A leading candidate for prime minister in Thailand is defending a proposed policy aimed at boosting the country’s tax revenue by incentivizing citizens to request receipts, arguing it’s an investment in national infrastructure rather than a simple handout. The plan, which would award prizes to individuals who submit receipts, has drawn scrutiny over its potential cost.
Jullapong Amornvivat, leader of the Pheu Thai Party and a candidate for prime minister, explained in a social media post on January 25 that the initiative is designed to draw more citizens into the formal economy and tax system. He argued that the incentive of winning a prize will encourage people to request receipts, thereby expanding the tax base and increasing government revenue.
“This isn’t free money, it’s an investment to get the country’s financial and fiscal systems in order,” Amornvivat stated.
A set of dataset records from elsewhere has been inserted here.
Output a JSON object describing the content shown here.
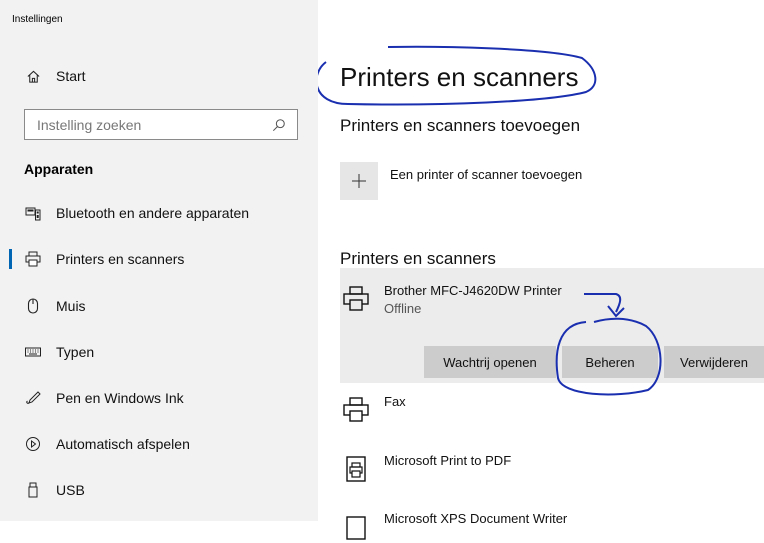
{
  "window": {
    "title": "Instellingen"
  },
  "sidebar": {
    "home": {
      "label": "Start",
      "icon": "home-icon"
    },
    "search": {
      "placeholder": "Instelling zoeken",
      "value": ""
    },
    "section": "Apparaten",
    "items": [
      {
        "label": "Bluetooth en andere apparaten",
        "icon": "bluetooth-devices-icon",
        "active": false
      },
      {
        "label": "Printers en scanners",
        "icon": "printer-icon",
        "active": true
      },
      {
        "label": "Muis",
        "icon": "mouse-icon",
        "active": false
      },
      {
        "label": "Typen",
        "icon": "keyboard-icon",
        "active": false
      },
      {
        "label": "Pen en Windows Ink",
        "icon": "pen-icon",
        "active": false
      },
      {
        "label": "Automatisch afspelen",
        "icon": "autoplay-icon",
        "active": false
      },
      {
        "label": "USB",
        "icon": "usb-icon",
        "active": false
      }
    ]
  },
  "main": {
    "title": "Printers en scanners",
    "add_section_title": "Printers en scanners toevoegen",
    "add_button_label": "Een printer of scanner toevoegen",
    "list_section_title": "Printers en scanners",
    "printers": [
      {
        "name": "Brother MFC-J4620DW Printer",
        "status": "Offline",
        "selected": true
      },
      {
        "name": "Fax",
        "status": "",
        "selected": false
      },
      {
        "name": "Microsoft Print to PDF",
        "status": "",
        "selected": false
      },
      {
        "name": "Microsoft XPS Document Writer",
        "status": "",
        "selected": false
      }
    ],
    "actions": {
      "open_queue": "Wachtrij openen",
      "manage": "Beheren",
      "remove": "Verwijderen"
    }
  },
  "annotations": {
    "color": "#1a2fb0"
  }
}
He pointed to successful case studies in other countries, including Brazil, which saw an 8-9% increase in tax collection efficiency, and Taiwan, where a similar program boosted tax revenue by an average of 20%.
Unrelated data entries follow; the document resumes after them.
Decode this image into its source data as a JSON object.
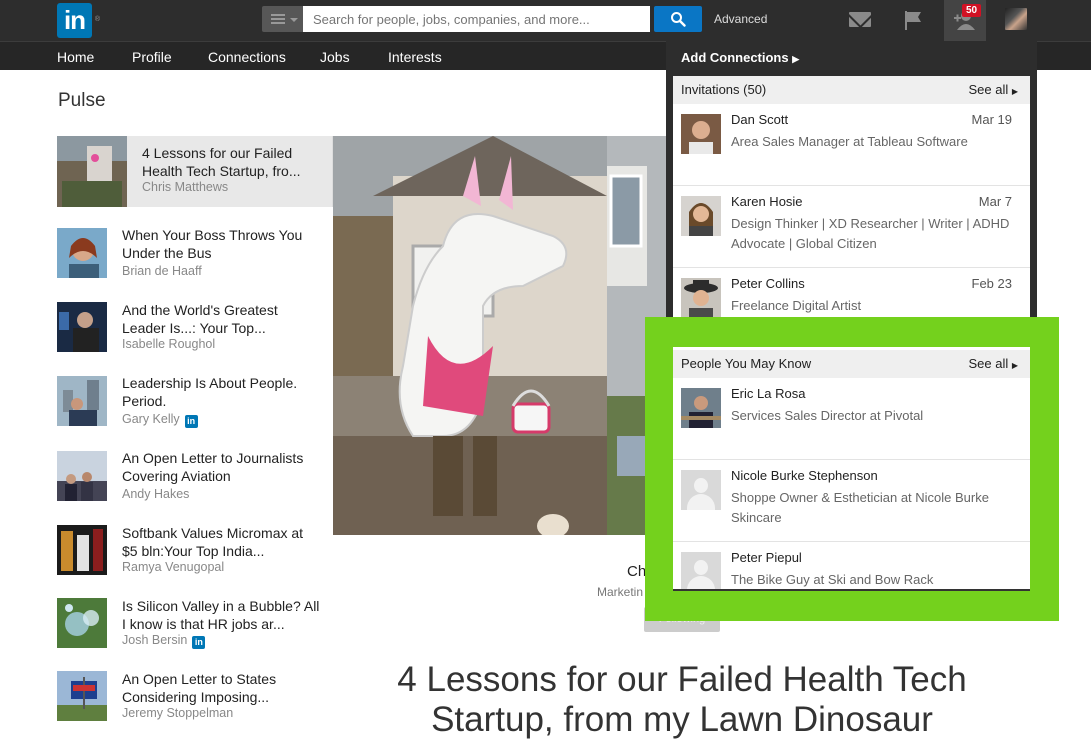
{
  "topbar": {
    "logo_text": "in",
    "search_placeholder": "Search for people, jobs, companies, and more...",
    "advanced_label": "Advanced",
    "badge_count": "50"
  },
  "nav": {
    "items": [
      "Home",
      "Profile",
      "Connections",
      "Jobs",
      "Interests"
    ]
  },
  "page_title": "Pulse",
  "feed": {
    "featured": {
      "title": "4 Lessons for our Failed Health Tech Startup, fro...",
      "author": "Chris Matthews"
    },
    "items": [
      {
        "title": "When Your Boss Throws You Under the Bus",
        "author": "Brian de Haaff",
        "influencer": false
      },
      {
        "title": "And the World's Greatest Leader Is...: Your Top...",
        "author": "Isabelle Roughol",
        "influencer": false
      },
      {
        "title": "Leadership Is About People. Period.",
        "author": "Gary Kelly",
        "influencer": true
      },
      {
        "title": "An Open Letter to Journalists Covering Aviation",
        "author": "Andy Hakes",
        "influencer": false
      },
      {
        "title": "Softbank Values Micromax at $5 bln:Your Top India...",
        "author": "Ramya Venugopal",
        "influencer": false
      },
      {
        "title": "Is Silicon Valley in a Bubble? All I know is that HR jobs ar...",
        "author": "Josh Bersin",
        "influencer": true
      },
      {
        "title": "An Open Letter to States Considering Imposing...",
        "author": "Jeremy Stoppelman",
        "influencer": false
      }
    ]
  },
  "article": {
    "headline": "4 Lessons for our Failed Health Tech Startup, from my Lawn Dinosaur",
    "author_partial": "Ch",
    "role_partial": "Marketin",
    "follow_label": "Following"
  },
  "dropdown": {
    "header": "Add Connections",
    "invitations": {
      "label": "Invitations (50)",
      "see_all": "See all",
      "rows": [
        {
          "name": "Dan Scott",
          "date": "Mar 19",
          "headline": "Area Sales Manager at Tableau Software"
        },
        {
          "name": "Karen Hosie",
          "date": "Mar 7",
          "headline": "Design Thinker | XD Researcher | Writer | ADHD Advocate | Global Citizen"
        },
        {
          "name": "Peter Collins",
          "date": "Feb 23",
          "headline": "Freelance Digital Artist"
        }
      ]
    },
    "pymk": {
      "label": "People You May Know",
      "see_all": "See all",
      "rows": [
        {
          "name": "Eric La Rosa",
          "headline": "Services Sales Director at Pivotal"
        },
        {
          "name": "Nicole Burke Stephenson",
          "headline": "Shoppe Owner & Esthetician at Nicole Burke Skincare"
        },
        {
          "name": "Peter Piepul",
          "headline": "The Bike Guy at Ski and Bow Rack"
        }
      ]
    }
  },
  "colors": {
    "linkedin_blue": "#0077b5",
    "highlight_green": "#74d11d",
    "topbar": "#2d2d2d",
    "badge_red": "#d11124"
  }
}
Amornvivat further illustrated the potential return on investment, stating that Thailand’s current value-added tax (VAT) base is approximately 800-900 billion baht. A 20% increase in collection, mirroring Taiwan’s results, would generate nearly 200 billion baht annually. The cost of the prize program is estimated at just over 3 billion baht, representing a mere 3.3% of the potential revenue gain. “This is an investment of billions with the potential to return hundreds of billions,” he said.
He contrasted the program’s cost with the country’s current public investment budget of around 800 billion baht, suggesting that even a modest increase in revenue – 12.5-25% – could significantly bolster funding for infrastructure, social welfare, and public services.
Beyond the immediate financial benefits, Amornvivat emphasized the value of the “Big Data” the program would generate. He explained that the initiative would provide real-time economic data at a granular level, revealing market trends, the activity of the informal economy, and price fluctuations. This data could then be used to inform policy decisions and target social programs more effectively.
A key goal, he added, is to bring Thailand’s substantial informal economy – estimated at 9 trillion baht, ranking 14th largest globally – into the formal system. Rather than relying on enforcement, the program aims to incentivize participation through the prospect of becoming a millionaire.
“The result is that citizens have a chance to win prizes, the state gets a new tax base, and the country gets Big Data for more accurate management,” Amornvivat wrote. He dismissed concerns about potential irregularities, asserting that the random selection process would be transparent and auditable. He argued that the greater risk lies in the inefficient and often wasteful allocation of funds due to a lack of accurate data.
“This policy shouldn’t be seen as old-fashioned populism, but as an investment in the country’s data infrastructure – a start today for returns in the future, both in the form of government revenue and a database of incalculable value,” Amornvivat concluded. The case highlights the ongoing debate in Thailand over strategies to boost economic growth and broaden the tax base.